The same can not be said for Tracking the Great Coyote Invasion of NYC , an article like story that I think is good, but I think it could have been better and its interview and flow did not quite compare to others, specifically Saving the Snow Leopard, by Learning to Love it.

The narrative about coyotes moving themselves into the densely populated New York City and surrounding areas was full of information that was not delivered in a reader friendly way. Large blocks of text read like a text book on ecology and the city’s relationship with coyotes. Interactions between the author and the team of ecologists while they worked together to in the field, where lost in the mass of factual information. The ecologist’s field work, which had enough detail to paint a picture, seemed clinical.

A little rearranging would make the piece more reader friendly as well. One specific area seemed odd, divided by a picture of a mother coyote and her pups a line tucked into the beginning,

“Eventually Toomey left to work in the United Kingdom, leaving the coyotes behind.”

This would have worked well several sentences or a paragraph before when the author was talking about Toomey’s involvement with the coyote project but it is instead tucked into a mass of information about the other ecologists studying the coyotes.

I think there is a certain something to being able to write an interview and build a person’s character and profile up in a way other than a series of questions. I love the way that research can be put into a piece to supplement it instead of being the focus and this is something I would like to work on as a writer.


5 thoughts on “Notes on Narratively, the Fine Line Between Getting Lost in a Story and Losing Interest in a Story

  1. Hi, Maegan! I appreciated your insights about the three articles you read (from your “About” page, I can see why you would have chosen them) because those were not ones I may have chosen (and I’m glad you brought them to my attention). I also discovered, in the three I read, how some pieces fit together–providing information, drawing me into the story emotionally–while, in others, I just want to say “huh?” This is a good lesson for me, to think–really think–about what I know to be logical in my mind may not make sense (let alone be persuasive) to someone who isn’t coming from “my corner.” Your critique is helpful. Thanks!


  2. Maegan,
    Since you gravitate toward animal stories, I was surprised at your comments in “Den of a Dominatrix.” Even more surprising was your interest in writing from interviews. There is an art to a successful interview and how that interview translates to the page. I found the same high bar while navigating Narratively for this assignment in a piece written from an interview. It’s funny how you discover challenges in the most unexpected places.


    • I actually thought of one of your interview stories from Dr. Crisp’s class when I read “Den of a Dominatrix”. The interview was so immersive and I thought the piece you did for that class was the same way and both were very inspiring to my writer brain.

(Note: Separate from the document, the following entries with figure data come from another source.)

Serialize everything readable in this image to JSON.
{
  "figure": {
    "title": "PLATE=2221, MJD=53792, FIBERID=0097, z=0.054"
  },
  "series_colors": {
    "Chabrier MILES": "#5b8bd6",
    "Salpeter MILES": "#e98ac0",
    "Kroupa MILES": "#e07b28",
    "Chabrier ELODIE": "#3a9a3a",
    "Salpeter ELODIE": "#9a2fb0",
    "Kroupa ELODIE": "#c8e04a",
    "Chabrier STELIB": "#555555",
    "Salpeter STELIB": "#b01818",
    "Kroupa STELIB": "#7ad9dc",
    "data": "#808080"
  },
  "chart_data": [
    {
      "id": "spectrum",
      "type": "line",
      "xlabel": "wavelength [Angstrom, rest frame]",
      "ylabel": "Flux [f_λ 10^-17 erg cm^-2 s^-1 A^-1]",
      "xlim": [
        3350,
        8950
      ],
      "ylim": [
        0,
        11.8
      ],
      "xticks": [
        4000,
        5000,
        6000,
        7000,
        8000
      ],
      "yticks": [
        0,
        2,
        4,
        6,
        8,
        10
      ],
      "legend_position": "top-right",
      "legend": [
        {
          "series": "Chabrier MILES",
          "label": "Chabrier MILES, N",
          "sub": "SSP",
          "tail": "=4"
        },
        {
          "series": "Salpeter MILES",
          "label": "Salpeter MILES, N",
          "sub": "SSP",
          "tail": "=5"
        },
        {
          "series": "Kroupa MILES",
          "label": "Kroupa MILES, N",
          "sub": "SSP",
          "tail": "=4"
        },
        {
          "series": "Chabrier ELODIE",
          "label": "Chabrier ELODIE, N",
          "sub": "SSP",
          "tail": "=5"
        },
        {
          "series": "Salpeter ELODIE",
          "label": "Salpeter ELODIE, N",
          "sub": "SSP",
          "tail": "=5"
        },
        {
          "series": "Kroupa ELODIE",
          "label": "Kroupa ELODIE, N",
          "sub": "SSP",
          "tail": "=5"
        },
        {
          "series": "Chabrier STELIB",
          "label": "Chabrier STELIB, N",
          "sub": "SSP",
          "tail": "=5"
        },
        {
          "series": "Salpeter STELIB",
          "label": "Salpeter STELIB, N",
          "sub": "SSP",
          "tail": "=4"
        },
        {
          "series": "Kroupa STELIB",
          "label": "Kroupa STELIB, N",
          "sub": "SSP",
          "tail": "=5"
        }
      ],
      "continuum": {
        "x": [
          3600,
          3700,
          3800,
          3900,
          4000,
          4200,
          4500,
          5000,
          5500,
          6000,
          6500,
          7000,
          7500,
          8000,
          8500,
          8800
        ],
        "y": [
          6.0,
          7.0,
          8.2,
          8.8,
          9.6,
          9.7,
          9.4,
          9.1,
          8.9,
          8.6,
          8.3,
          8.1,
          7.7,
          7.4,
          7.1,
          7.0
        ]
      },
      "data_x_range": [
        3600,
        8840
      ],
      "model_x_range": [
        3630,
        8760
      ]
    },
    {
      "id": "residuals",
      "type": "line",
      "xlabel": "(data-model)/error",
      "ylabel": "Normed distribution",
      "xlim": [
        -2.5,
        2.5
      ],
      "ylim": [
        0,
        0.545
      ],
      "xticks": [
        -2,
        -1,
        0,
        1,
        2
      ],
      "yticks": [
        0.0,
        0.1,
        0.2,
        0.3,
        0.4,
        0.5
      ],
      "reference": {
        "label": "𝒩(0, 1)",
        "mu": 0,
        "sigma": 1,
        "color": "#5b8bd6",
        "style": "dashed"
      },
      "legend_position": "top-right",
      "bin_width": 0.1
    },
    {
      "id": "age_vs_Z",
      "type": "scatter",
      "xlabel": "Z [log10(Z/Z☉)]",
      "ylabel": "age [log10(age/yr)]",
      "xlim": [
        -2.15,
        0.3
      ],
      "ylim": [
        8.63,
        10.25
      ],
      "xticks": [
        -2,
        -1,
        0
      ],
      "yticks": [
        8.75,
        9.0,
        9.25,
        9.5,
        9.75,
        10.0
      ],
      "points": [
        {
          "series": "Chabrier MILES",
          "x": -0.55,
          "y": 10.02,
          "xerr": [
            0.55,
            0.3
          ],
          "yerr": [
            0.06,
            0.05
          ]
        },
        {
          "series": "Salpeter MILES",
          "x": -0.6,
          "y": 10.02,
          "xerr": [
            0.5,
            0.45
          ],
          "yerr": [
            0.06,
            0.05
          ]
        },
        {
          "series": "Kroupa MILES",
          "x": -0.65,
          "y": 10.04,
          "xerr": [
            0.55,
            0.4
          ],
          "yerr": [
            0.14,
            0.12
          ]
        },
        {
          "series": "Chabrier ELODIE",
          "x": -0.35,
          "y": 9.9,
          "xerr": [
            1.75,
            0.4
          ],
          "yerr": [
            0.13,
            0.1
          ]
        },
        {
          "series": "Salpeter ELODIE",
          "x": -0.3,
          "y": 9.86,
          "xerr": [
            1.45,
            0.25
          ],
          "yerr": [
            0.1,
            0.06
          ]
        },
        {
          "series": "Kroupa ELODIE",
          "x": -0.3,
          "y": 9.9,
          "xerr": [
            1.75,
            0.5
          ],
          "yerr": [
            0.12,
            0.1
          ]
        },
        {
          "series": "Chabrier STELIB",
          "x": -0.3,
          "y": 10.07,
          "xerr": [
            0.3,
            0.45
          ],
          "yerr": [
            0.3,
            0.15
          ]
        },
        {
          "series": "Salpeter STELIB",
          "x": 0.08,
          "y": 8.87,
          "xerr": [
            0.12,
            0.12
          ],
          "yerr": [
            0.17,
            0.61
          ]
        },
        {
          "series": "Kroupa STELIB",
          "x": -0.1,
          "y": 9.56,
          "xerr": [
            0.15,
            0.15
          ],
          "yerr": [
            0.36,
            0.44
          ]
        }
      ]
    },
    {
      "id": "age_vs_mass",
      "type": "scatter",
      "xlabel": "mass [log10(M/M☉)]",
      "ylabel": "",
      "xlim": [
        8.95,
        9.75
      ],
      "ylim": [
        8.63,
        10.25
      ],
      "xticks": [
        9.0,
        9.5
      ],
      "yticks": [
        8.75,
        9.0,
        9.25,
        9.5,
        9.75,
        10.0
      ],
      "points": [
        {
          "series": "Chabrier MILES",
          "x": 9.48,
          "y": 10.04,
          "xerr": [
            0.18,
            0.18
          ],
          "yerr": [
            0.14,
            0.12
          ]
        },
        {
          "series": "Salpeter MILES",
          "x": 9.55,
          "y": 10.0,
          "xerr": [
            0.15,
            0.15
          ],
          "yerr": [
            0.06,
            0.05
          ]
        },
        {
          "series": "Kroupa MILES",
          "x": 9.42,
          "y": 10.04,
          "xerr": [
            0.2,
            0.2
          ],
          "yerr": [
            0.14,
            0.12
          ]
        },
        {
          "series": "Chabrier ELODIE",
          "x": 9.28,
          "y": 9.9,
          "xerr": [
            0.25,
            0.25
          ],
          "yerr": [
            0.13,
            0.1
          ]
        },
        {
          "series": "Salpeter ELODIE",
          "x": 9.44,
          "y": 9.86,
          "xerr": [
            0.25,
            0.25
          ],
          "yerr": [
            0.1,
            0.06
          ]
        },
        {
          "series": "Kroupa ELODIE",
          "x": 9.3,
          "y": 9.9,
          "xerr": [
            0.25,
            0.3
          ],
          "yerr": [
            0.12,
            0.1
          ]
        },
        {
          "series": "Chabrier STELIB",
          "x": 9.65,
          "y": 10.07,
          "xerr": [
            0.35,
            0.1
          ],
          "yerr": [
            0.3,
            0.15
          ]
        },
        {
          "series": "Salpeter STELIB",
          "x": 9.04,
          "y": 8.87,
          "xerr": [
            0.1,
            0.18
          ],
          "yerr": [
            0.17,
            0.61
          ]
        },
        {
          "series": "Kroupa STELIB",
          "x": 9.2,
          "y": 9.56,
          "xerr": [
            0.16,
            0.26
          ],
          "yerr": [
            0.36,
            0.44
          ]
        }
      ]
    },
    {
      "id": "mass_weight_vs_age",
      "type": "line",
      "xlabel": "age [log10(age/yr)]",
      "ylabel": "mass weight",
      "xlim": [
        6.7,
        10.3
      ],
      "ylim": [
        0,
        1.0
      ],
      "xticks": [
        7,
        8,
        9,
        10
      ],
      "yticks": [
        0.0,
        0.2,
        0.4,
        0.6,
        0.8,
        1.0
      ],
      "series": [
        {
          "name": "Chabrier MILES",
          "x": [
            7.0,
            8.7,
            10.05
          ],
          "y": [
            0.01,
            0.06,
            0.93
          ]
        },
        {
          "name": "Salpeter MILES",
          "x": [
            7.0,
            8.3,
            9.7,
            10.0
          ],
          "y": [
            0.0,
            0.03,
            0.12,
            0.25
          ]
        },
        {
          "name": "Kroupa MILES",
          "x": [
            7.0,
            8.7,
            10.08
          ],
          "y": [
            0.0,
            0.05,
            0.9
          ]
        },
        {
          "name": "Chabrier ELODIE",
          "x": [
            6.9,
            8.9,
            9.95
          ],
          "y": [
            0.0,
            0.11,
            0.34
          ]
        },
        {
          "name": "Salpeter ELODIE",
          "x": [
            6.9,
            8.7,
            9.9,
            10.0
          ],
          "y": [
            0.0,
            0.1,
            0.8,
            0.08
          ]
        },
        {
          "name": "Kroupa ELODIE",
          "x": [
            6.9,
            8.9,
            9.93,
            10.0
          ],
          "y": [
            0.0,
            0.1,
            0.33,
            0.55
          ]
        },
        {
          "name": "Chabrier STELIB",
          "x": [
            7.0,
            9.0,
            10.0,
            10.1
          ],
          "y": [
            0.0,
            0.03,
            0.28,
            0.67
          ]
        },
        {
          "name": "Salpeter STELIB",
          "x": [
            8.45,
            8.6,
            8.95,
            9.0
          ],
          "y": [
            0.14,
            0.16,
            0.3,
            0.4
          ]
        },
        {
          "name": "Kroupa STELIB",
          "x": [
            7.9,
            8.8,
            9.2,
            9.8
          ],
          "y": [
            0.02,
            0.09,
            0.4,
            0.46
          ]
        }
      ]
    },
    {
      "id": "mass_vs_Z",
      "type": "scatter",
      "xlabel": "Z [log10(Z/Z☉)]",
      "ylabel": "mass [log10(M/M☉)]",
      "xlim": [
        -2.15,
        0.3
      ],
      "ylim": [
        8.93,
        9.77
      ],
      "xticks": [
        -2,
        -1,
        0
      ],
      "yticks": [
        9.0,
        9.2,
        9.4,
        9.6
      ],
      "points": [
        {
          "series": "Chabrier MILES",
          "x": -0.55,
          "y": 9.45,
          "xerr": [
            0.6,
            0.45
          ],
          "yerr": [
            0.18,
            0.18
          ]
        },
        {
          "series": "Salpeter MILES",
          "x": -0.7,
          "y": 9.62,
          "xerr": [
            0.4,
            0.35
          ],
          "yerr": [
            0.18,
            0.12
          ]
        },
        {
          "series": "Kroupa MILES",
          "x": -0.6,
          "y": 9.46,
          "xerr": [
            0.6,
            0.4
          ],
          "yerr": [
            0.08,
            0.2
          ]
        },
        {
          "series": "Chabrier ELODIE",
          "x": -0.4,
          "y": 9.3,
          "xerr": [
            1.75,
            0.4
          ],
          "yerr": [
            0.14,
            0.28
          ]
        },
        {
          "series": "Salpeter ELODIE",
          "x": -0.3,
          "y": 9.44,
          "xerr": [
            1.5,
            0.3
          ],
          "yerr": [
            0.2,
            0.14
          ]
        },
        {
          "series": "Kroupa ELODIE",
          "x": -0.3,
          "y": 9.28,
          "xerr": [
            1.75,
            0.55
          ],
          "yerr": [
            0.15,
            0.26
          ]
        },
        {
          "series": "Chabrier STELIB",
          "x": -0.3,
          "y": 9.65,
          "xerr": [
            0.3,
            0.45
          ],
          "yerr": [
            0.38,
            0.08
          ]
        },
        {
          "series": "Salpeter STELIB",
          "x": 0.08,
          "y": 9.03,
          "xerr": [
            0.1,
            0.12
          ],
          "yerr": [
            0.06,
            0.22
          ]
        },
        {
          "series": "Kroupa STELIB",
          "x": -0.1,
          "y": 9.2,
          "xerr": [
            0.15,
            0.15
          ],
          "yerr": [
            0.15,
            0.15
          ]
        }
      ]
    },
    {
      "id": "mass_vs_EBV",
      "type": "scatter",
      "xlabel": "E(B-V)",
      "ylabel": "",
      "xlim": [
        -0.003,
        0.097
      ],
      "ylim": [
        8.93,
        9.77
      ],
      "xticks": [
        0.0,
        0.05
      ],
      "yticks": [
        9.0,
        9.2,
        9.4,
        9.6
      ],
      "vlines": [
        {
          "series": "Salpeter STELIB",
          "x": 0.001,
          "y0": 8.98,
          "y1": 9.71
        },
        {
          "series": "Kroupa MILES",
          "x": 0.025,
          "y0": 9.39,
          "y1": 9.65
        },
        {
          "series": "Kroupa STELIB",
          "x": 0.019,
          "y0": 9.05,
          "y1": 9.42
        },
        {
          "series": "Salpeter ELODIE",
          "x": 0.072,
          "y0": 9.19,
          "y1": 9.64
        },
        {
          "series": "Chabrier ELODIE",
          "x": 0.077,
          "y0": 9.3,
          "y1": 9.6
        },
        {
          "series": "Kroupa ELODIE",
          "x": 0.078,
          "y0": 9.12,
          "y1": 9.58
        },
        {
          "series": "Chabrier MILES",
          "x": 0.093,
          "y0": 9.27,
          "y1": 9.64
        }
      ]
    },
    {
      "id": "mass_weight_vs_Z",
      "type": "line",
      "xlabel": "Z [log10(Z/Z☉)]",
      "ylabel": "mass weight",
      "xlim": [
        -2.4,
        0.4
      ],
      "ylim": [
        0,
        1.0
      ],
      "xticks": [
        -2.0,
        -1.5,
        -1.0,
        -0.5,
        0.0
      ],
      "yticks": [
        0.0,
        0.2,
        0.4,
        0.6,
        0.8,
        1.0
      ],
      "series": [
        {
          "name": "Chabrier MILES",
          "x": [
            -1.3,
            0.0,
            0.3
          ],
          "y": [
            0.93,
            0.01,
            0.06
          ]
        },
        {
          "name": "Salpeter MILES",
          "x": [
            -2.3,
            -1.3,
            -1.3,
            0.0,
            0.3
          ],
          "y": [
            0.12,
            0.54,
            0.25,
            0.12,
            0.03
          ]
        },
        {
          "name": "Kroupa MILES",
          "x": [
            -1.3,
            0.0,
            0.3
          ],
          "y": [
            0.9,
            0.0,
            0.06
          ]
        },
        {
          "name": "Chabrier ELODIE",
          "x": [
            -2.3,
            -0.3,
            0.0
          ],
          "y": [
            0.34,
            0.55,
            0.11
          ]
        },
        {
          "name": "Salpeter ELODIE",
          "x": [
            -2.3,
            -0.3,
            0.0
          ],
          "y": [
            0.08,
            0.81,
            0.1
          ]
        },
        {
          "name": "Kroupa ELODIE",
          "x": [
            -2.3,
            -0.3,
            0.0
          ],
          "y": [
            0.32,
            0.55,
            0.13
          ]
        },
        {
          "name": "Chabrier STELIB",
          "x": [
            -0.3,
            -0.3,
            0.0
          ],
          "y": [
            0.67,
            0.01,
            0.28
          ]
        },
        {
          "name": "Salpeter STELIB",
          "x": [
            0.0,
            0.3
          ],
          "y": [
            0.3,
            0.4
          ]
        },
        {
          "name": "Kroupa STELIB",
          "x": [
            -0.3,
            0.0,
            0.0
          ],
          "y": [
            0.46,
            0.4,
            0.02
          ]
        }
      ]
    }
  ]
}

  3. Weaving interview into narrative is VERY hard for a number of reasons, not the least of which that readers want a seamless, intriguing story, and sometimes, the interview is just boring. Or the description becomes cliche because the writer begins with the “So and so walked into said coffee shop in a scarf and tasteful pantsuit.” “Den of a Dominatrix” starts with an effective line as an intro, but it struggled a bit to pull in the surroundings in the next few paragraphs. Including a bit more narrative before jumping into the surroundings is helpful to draw in the reader.

    What I think some of us MIGHT be struggling with are those stories that have a pithy headline and short description, and then the shiny wears off a few paragraphs in and the writing can’t sustain the story. The REALLY good stories are those that might be a little quirky but well-written rather than completely off-the-wall and trying to make it through on the force of the strange.